How the government responds to the statutory deadline “could result in later legal challenges, particularly if the USTR decides to extend the tariffs for an additional period,” he said. Importers inundating the U.S. Court of International Trade with complaints to vacate the Lists 3 and 4A tariffs for Trade Act and Administrative Procedure Act violations haven't challenged Lists 1 and 2.

The statute says the written request from “domestic beneficiaries” to extend List 1 can be filed “at any point during the last 60 days of the four-year period,” said Olave. He said he expects USTR will put out a notice seeking public comment on whether to maintain the List 1 tariffs, and will do so well before May 5, when the 60-day window starts closing.

Even if a “valid request” is filed to protect List 1 as is, the law still requires USTR “to undergo a review on the effectiveness of the tariffs,” plus other actions it could take to curb China’s allegedly unfair trade practices, he said. The statute binds USTR in that review also to assess the impact of its actions on the U.S. economy, "including consumers,” he said. “All this must be completed prior to July 6,” or the List 1 tariffs “will be automatically eliminated,” he said.

International trade attorney Ted Murphy thinks it's "a safe bet" a request for continuation will be filed with USTR and the List 1 tariffs "will not expire automatically," he blogged Monday. The resulting review will give the public an "interesting opportunity" to learn more about how the Biden administration "plans on dealing with China," he said.

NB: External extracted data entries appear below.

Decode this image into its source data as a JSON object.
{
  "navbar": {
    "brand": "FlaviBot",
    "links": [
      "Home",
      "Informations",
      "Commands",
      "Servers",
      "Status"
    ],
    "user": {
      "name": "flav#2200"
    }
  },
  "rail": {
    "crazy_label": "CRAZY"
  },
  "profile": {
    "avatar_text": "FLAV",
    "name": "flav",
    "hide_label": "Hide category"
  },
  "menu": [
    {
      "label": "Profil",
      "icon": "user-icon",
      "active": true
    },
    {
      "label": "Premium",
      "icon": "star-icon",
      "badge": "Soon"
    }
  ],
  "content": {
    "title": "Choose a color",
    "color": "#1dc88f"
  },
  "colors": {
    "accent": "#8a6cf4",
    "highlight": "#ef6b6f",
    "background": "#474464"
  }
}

USTR "will need to decide between just continuing with the status quo or modifying the action taken in an effort to get more movement from China," he said. "To that end, the review presents interested parties an opportunity to push for modifications to the list of products subject to duties, adjust duty rates" or create a new product exclusion process, he said. USTR didn’t comment Monday. Customs and Border Protection says it collected just under $130 billion in four rounds of Section 301 tariffs on Chinese imports through Thursday since the first of those rounds took effect in July 2018.